Google using AI technologies in Pixel 4’s Recorder app


Technology giant Google is using AI and ML technologies in its Pixel 4’s Recorder app for recording the audios. Google detailed about the use of AI technology in this app for on-device ML processing. Earlier this Google released Recorder app for Pixel 4 devices. According to Google the technology behind this app is the AI and ML.

In the official post Google explained the rationale behind AI based Recorder app. Company explained the importance of speech as dominant information media, but unfortunately the current way of capturing and organizing are insufficient. Google hopes to make this simple and said “ideas and conversations even more easily accessible and searchable.”

Google is well known for organizing the information such as text, photos, and videos etc… in their search engine and making this information available to the users by searching through its search engine.  But the speech is another very important medium of conveying information, now Google is working towards capturing the information hidden inside speech. There are huge amount of recorded information in the form of videos, sound and podcasts; this information can be captured using AI technologies.

Google recorder app uses AI technologies and architecturally it is divided into three parts.  The transcription part is responsible for automatic speech recognition, which is using a machine learning model. The “Faster voice typing” option can be downloaded for faster voice typing when working offline. It can transcribe character-by-character.

Google optimized the machine learning model for long running session without performance degradation. It is well optimized to run in long running sessions of hours or more.
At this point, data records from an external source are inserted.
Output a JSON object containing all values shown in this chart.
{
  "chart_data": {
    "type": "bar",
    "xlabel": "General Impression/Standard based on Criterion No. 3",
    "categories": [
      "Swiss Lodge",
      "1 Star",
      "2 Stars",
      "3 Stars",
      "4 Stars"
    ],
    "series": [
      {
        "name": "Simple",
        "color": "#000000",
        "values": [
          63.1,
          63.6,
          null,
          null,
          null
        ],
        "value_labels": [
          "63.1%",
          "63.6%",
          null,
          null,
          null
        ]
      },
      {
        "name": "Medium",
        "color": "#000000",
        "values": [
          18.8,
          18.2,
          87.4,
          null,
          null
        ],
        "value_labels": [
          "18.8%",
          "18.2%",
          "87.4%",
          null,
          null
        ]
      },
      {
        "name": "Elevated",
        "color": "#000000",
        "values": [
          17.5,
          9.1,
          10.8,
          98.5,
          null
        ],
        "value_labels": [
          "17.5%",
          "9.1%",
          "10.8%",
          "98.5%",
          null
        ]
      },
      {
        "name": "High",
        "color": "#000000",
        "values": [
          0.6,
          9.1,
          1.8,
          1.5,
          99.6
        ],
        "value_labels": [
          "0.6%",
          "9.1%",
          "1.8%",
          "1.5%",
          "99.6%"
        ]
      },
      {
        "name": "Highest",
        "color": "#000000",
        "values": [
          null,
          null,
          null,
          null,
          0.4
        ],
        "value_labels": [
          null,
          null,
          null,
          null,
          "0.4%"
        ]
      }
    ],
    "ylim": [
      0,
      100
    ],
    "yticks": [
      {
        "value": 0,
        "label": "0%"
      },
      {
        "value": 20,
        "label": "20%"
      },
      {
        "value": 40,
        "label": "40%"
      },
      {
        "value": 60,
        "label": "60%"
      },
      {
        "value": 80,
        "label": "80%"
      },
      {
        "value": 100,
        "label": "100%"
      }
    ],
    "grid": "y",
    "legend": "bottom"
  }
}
App also allows listening a word in the transcription.

Google did lot of research and came out best way to present the information in best visual format to the users. It displays information in bars and each bar is waveform of 50 milliseconds. Google uses colors to show dominant sound during that period.

Google uses CNNs to classify the sound for example dog barking or a musical instrument playing in easy to identifiable visualization. This makes application a lot useful for users. The latest advancement in machine learning and deep learning technology makes all these possible.

Google is using AI technology to offer three tags “represent the most memorable content” one user completes recording.

Most importantly this app is able to suggest these tags immediately after recording completes.